A question has arisen from a loan assistant regarding HMDA coverage for a previously originated loan that is being modified. Loan A was originated in 2014 in the amount of 250,000. It was and remains secured by a residential rental property. The lender is planning on increasing the balance of Loan A to pay off Loan B, which is dwelling secured. 12 CFR § 1003.2(d) and commentary stress the concept of (new) extension of credit. Is my original thought the modification is not reportable because there is not a new extension of credit correct?
This topic was modified 1 week, 4 days ago by benef005.
As long as it isn’t a refinance – the existing debt is not satisfied and replaced -I think you’re correct.

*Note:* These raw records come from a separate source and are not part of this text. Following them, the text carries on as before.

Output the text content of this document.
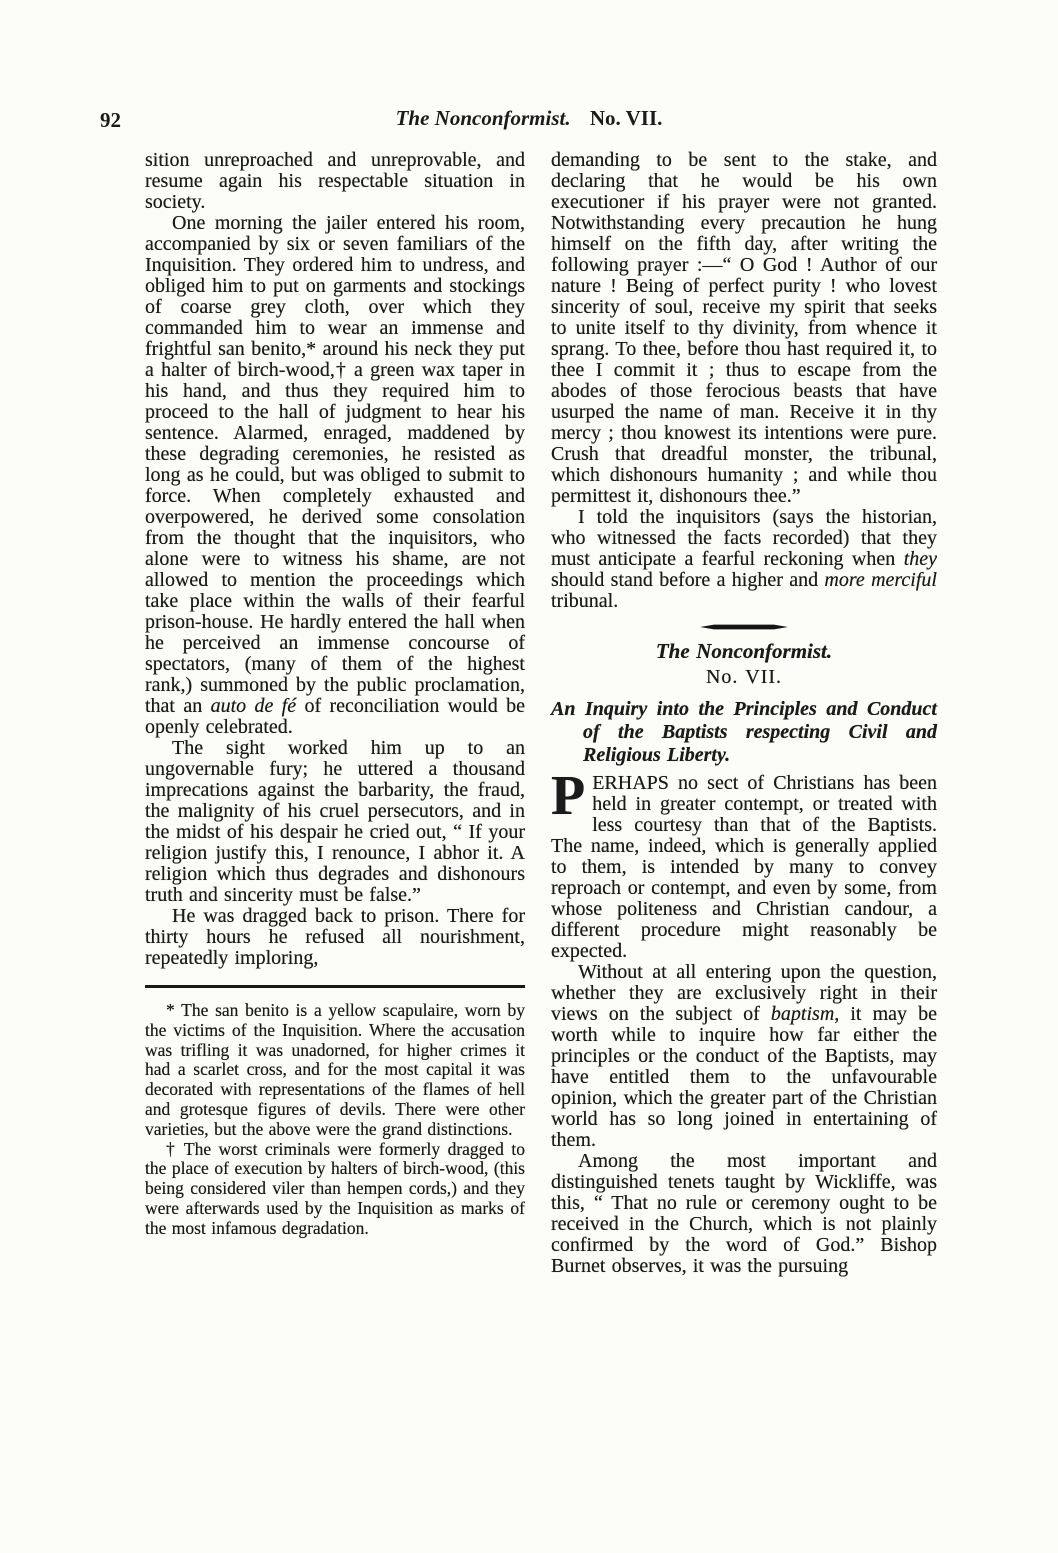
92	The Nonconformist. No. VII.

sition unreproached and unreprovable, and resume again his respectable situation in society.

One morning the jailer entered his room, accompanied by six or seven familiars of the Inquisition. They ordered him to undress, and obliged him to put on garments and stockings of coarse grey cloth, over which they commanded him to wear an immense and frightful san benito,* around his neck they put a halter of birch-wood,† a green wax taper in his hand, and thus they required him to proceed to the hall of judgment to hear his sentence. Alarmed, enraged, maddened by these degrading ceremonies, he resisted as long as he could, but was obliged to submit to force. When completely exhausted and overpowered, he derived some consolation from the thought that the inquisitors, who alone were to witness his shame, are not allowed to mention the proceedings which take place within the walls of their fearful prison-house. He hardly entered the hall when he perceived an immense concourse of spectators, (many of them of the highest rank,) summoned by the public proclamation, that an auto de fé of reconciliation would be openly celebrated.

The sight worked him up to an ungovernable fury; he uttered a thousand imprecations against the barbarity, the fraud, the malignity of his cruel persecutors, and in the midst of his despair he cried out, “ If your religion justify this, I renounce, I abhor it. A religion which thus degrades and dishonours truth and sincerity must be false.”

He was dragged back to prison. There for thirty hours he refused all nourishment, repeatedly imploring,

* The san benito is a yellow scapulaire, worn by the victims of the Inquisition. Where the accusation was trifling it was unadorned, for higher crimes it had a scarlet cross, and for the most capital it was decorated with representations of the flames of hell and grotesque figures of devils. There were other varieties, but the above were the grand distinctions.

† The worst criminals were formerly dragged to the place of execution by halters of birch-wood, (this being considered viler than hempen cords,) and they were afterwards used by the Inquisition as marks of the most infamous degradation.

demanding to be sent to the stake, and declaring that he would be his own executioner if his prayer were not granted. Notwithstanding every precaution he hung himself on the fifth day, after writing the following prayer :—“ O God ! Author of our nature ! Being of perfect purity ! who lovest sincerity of soul, receive my spirit that seeks to unite itself to thy divinity, from whence it sprang. To thee, before thou hast required it, to thee I commit it ; thus to escape from the abodes of those ferocious beasts that have usurped the name of man. Receive it in thy mercy ; thou knowest its intentions were pure. Crush that dreadful monster, the tribunal, which dishonours humanity ; and while thou permittest it, dishonours thee.”

I told the inquisitors (says the historian, who witnessed the facts recorded) that they must anticipate a fearful reckoning when they should stand before a higher and more merciful tribunal.

The Nonconformist.

No. VII.

An Inquiry into the Principles and Conduct of the Baptists respecting Civil and Religious Liberty.

PERHAPS no sect of Christians has been held in greater contempt, or treated with less courtesy than that of the Baptists. The name, indeed, which is generally applied to them, is intended by many to convey reproach or contempt, and even by some, from whose politeness and Christian candour, a different procedure might reasonably be expected.

Without at all entering upon the question, whether they are exclusively right in their views on the subject of baptism, it may be worth while to inquire how far either the principles or the conduct of the Baptists, may have entitled them to the unfavourable opinion, which the greater part of the Christian world has so long joined in entertaining of them.

Among the most important and distinguished tenets taught by Wickliffe, was this, “ That no rule or ceremony ought to be received in the Church, which is not plainly confirmed by the word of God.” Bishop Burnet observes, it was the pursuing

From the FFIEC HMDA Guide to Getting it Right: Under Regulation C, an “extension of credit” generally requires a new debt obligation. Comment 2(d)-2. Thus, for example, a loan modification where the existing debt obligation is not satisfied and replaced is not generally a covered loan (i.e., closed-end mortgage loan or open-end line of credit) under Regulation C. Except as described below, if a transaction modifies, renews, extends, or amends the terms of an existing debt obligation, but the existing debt obligation is not satisfied and replaced, the transaction is not a covered loan. It is important to note that Regulation C defines the phrase “extension of credit” differently than Regulation B, 12 CFR Part 1002.8 Comment 2(d)-2 and 2(o)-2.